After two attempts of trying to attract a contractor to stabilize, lift and reconstruct portions of the Tupper Boathouse in North Sea, Southampton Town officials have found a company that will do the work.

On Tuesday, Southampton Town Board members authorized Supervisor Jay Schneiderman to sign a contract with Sound Beach-based Carter-Melence Inc. to make much-needed renovations to the boathouse, which dates back to the 1930s and is located near Conscience Point, where the first English settlers landed in Southampton.

In the first round of bids, which closed in March, the only proposal received was for $1,588,114, from LoDuca Associates.

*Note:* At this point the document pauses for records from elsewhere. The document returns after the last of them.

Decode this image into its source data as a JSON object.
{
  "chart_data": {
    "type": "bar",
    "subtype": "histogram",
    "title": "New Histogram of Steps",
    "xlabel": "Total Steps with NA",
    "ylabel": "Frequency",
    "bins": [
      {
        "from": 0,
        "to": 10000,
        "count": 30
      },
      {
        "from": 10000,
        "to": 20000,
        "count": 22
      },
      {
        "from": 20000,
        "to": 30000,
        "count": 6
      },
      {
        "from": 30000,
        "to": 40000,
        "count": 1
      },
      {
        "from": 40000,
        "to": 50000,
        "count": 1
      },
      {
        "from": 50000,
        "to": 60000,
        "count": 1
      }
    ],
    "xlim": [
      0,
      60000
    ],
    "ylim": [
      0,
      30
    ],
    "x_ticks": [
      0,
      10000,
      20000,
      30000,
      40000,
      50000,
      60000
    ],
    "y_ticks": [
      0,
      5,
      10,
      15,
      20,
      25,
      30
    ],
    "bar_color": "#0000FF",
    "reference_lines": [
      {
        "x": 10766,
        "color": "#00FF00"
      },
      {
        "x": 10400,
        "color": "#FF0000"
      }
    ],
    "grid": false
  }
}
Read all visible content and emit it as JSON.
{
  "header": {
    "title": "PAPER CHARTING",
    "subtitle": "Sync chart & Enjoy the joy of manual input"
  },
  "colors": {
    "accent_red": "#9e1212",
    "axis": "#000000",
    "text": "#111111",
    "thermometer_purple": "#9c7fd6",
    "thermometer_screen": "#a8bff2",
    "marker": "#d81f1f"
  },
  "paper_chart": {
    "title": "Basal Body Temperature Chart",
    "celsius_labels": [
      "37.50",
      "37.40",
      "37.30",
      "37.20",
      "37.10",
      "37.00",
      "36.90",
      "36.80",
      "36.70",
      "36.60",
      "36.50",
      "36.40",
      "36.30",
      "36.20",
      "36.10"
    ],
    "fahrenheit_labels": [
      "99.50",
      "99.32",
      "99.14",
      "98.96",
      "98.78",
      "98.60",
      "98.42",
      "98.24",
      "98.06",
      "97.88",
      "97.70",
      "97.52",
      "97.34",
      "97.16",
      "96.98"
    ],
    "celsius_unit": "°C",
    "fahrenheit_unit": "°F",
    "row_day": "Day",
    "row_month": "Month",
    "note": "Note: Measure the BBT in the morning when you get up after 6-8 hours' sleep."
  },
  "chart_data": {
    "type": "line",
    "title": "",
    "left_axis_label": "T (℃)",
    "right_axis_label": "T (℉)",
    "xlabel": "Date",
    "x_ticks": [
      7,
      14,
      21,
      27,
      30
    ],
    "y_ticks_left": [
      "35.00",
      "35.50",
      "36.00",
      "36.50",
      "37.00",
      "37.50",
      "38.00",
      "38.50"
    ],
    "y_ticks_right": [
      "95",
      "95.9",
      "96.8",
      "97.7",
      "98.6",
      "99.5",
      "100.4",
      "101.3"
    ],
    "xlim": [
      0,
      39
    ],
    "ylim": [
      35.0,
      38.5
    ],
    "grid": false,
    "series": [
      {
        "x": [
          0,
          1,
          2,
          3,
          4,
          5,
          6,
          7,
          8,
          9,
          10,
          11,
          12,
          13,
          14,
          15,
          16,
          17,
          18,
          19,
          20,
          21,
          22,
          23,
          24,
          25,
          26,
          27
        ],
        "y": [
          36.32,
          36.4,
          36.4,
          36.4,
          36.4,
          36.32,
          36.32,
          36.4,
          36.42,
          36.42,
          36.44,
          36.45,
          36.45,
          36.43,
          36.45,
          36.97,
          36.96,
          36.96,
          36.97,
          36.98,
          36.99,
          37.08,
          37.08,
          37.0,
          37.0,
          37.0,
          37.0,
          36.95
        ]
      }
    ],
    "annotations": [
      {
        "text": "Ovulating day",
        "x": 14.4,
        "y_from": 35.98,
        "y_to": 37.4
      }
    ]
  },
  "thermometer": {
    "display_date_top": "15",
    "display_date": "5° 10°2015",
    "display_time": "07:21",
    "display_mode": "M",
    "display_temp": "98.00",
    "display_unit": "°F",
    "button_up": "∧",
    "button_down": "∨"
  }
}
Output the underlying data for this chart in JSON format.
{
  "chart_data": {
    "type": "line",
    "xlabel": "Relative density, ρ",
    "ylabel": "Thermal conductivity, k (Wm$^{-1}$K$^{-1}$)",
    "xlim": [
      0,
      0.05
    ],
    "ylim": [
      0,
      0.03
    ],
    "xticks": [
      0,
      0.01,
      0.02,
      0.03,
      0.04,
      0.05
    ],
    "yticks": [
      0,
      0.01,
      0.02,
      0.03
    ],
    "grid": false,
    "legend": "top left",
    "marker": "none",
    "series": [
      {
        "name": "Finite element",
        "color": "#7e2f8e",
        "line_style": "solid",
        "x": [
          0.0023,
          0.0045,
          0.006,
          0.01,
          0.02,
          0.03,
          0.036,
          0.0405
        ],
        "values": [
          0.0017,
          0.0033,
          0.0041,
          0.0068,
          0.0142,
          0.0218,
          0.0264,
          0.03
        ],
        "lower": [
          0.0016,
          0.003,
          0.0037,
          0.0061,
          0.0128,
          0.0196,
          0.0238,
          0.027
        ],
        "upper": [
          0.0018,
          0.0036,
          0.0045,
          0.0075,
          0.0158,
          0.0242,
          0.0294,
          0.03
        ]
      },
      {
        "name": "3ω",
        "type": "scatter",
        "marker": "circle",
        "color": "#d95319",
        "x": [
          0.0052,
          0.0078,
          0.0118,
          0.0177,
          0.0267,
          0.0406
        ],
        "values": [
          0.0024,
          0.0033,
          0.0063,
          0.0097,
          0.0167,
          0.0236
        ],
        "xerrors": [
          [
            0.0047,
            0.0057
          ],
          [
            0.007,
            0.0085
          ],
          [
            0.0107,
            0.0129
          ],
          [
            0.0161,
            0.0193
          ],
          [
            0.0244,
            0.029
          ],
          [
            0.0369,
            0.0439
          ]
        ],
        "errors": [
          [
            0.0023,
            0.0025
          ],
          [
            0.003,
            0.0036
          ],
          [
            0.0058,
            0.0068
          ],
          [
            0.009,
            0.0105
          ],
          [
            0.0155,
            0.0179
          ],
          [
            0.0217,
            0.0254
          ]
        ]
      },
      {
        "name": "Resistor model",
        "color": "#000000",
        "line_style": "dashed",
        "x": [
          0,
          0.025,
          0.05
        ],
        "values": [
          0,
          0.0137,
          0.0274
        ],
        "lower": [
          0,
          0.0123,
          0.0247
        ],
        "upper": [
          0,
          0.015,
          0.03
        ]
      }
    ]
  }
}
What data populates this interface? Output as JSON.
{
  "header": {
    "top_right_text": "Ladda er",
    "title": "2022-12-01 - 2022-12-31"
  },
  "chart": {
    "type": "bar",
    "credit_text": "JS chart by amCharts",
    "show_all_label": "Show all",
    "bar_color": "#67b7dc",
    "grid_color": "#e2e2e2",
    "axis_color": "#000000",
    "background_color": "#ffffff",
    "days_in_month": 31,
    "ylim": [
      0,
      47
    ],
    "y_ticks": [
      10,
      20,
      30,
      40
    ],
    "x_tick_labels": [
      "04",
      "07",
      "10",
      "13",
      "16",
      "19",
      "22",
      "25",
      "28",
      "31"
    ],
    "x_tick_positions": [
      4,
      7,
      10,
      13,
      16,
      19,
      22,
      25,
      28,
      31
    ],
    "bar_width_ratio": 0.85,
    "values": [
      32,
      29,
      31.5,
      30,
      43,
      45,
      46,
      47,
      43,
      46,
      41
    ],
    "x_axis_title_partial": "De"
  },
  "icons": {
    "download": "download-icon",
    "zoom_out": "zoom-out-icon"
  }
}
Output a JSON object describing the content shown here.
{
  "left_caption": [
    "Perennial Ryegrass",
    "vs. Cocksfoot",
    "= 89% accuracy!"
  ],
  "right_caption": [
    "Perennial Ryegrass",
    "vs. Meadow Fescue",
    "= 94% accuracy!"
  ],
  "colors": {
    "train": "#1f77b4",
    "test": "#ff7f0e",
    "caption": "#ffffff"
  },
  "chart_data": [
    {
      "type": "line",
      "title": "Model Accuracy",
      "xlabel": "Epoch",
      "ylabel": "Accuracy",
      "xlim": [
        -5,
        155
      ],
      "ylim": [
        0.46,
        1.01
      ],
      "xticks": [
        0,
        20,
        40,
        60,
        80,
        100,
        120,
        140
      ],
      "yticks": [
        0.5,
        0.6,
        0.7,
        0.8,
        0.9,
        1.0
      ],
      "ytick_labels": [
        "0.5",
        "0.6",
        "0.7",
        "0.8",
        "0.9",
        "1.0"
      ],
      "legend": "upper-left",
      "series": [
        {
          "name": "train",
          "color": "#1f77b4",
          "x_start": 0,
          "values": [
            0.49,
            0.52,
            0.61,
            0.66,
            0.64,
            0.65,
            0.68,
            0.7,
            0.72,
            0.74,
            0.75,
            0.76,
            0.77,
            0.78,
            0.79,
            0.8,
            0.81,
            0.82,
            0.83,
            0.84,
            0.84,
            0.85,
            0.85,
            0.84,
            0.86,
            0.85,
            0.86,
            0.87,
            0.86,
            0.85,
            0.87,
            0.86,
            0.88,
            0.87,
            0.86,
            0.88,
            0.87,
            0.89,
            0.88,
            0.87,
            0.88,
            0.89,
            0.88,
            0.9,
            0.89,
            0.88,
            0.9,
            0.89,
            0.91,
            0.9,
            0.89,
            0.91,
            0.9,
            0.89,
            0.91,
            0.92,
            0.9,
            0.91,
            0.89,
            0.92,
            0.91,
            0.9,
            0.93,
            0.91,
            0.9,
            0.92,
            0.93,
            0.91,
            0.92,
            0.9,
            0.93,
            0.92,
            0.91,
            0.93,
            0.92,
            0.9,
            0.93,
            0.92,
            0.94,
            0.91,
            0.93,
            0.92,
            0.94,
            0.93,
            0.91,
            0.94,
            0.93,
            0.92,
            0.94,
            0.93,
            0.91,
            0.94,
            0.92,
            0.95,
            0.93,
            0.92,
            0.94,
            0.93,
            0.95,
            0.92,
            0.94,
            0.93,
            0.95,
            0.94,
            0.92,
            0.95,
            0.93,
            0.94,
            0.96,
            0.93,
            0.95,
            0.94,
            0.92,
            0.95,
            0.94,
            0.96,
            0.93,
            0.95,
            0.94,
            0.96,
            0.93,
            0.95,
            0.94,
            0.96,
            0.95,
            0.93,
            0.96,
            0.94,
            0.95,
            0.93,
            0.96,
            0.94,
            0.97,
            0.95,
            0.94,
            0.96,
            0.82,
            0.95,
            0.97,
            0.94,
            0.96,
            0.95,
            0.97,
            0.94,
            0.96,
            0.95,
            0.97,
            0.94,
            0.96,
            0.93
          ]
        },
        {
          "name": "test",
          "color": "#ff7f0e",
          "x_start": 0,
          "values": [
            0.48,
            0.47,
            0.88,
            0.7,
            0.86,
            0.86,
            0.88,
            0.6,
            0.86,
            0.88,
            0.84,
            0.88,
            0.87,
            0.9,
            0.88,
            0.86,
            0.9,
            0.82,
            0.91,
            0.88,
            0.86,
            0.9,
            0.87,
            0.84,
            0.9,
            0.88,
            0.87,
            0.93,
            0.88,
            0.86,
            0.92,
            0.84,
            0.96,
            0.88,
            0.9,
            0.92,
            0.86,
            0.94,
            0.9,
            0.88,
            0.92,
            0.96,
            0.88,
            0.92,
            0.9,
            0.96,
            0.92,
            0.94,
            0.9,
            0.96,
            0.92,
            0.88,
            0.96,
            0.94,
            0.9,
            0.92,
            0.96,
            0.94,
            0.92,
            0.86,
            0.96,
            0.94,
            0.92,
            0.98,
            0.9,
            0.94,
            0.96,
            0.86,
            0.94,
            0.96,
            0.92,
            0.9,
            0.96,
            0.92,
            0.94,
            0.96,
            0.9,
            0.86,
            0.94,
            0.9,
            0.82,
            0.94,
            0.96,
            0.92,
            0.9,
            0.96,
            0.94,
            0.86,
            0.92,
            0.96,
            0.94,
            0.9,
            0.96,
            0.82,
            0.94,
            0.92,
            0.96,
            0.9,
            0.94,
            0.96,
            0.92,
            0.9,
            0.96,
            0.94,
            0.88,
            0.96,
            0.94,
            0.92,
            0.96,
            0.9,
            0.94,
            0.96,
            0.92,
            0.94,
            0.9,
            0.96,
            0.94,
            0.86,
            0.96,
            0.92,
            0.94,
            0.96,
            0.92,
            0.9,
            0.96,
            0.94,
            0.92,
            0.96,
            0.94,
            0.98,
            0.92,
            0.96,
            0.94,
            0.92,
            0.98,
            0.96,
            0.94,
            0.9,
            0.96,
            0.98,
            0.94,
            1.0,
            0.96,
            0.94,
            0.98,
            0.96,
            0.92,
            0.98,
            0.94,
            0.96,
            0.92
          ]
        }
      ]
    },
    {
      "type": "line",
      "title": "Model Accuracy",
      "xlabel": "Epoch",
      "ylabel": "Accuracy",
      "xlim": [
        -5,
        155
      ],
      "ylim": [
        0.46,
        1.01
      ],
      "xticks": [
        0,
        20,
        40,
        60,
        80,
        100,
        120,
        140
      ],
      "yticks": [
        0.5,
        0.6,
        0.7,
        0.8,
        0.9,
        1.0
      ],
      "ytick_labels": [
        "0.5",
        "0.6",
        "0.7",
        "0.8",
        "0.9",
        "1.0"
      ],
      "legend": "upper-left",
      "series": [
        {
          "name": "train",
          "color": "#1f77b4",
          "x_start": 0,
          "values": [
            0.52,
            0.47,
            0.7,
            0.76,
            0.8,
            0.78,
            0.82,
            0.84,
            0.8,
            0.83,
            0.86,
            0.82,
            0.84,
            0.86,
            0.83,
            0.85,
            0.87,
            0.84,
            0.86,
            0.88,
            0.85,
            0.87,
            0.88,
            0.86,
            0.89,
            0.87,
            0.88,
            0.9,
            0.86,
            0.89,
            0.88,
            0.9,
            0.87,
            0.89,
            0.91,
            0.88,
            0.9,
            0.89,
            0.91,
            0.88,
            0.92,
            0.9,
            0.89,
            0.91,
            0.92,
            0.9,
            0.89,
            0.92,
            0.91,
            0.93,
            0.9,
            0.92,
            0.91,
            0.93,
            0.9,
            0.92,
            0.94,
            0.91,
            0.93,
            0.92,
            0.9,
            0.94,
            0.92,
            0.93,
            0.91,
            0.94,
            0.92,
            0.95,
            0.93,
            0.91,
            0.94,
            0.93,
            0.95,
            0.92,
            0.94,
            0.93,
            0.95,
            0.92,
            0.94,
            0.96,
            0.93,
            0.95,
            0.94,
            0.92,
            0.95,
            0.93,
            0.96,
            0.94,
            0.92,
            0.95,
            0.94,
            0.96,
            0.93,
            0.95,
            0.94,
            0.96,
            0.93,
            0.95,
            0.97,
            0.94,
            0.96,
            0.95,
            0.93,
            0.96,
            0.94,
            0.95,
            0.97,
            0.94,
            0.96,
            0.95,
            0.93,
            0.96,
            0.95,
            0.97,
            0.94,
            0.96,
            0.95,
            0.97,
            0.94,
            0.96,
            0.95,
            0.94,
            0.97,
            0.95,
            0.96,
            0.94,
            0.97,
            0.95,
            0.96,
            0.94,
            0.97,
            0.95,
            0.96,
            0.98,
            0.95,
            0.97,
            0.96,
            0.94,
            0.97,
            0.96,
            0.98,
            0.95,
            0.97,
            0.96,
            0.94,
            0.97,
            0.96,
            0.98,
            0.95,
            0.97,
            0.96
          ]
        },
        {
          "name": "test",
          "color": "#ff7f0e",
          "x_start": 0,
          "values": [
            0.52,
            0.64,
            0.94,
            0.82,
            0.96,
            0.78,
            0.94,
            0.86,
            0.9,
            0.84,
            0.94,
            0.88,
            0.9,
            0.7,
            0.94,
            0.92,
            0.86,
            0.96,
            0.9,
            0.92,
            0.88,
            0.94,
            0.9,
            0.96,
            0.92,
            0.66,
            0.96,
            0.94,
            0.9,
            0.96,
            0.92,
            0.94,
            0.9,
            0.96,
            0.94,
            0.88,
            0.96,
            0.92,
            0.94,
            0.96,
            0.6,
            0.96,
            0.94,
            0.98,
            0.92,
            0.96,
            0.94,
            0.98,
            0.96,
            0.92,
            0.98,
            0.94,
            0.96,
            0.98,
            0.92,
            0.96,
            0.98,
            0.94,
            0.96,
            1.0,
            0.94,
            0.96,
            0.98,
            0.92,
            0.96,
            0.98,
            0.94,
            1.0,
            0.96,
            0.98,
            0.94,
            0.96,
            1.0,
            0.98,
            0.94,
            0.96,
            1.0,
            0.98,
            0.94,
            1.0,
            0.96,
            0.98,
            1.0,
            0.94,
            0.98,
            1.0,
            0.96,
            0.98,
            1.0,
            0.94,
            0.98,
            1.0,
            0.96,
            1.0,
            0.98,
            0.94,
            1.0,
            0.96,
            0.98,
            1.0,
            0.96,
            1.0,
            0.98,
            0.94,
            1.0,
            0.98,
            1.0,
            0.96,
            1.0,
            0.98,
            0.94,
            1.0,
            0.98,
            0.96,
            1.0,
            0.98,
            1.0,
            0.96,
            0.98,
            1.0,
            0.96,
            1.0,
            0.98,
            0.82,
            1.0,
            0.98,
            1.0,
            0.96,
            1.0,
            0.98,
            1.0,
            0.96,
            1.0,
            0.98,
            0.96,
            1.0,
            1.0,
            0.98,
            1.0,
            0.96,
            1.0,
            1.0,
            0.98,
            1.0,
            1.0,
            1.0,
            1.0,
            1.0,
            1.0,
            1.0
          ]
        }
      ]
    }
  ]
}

The town determined the bid was over-budget.

This time, Carter-Melence submitted a bid of $1,292,000 to complete the work, for which the town budgeted $861,594 in 2019 and $430,406 in 2020.

The project will be paid for using a $854,780 grant from the State Office of Parks, Recreation and Historic Preservation, according to the director of municipal works, Christine Fetten. Additional money for the project was put aside in the capital budget.

Town officials originally expected to spend just over $1 million to restore the dilapidated boathouse.

The scope of work filed with the town clerk’s office includes removing the second floor of the west terrace, removing deteriorated wall shingles and sheathing, stabilizing the building for future use, lifting the boathouse above flood level and weatherproofing the building to avoid further deterioration.

Before the boathouse was constructed, the site where it sits was a port area and the location for the first expansion of the Southampton settlement in the 1650s, according to the Southampton Town Landmarks and Historic Districts Board.

When it was a boathouse, wooden boats were constructed, stored and sold there by Edwin “Ned” Tupper, who ran the facility until 1959.

After Mr. Tupper sold the boathouse, it was used as a dining and entertainment establishment.

Sitting on a 3.9-acre parcel overlooking North Sea Harbor, the boathouse is boarded up and in bad shape. In 2015, the Town Board vowed to preserve the structure and it was declared a historic landmark.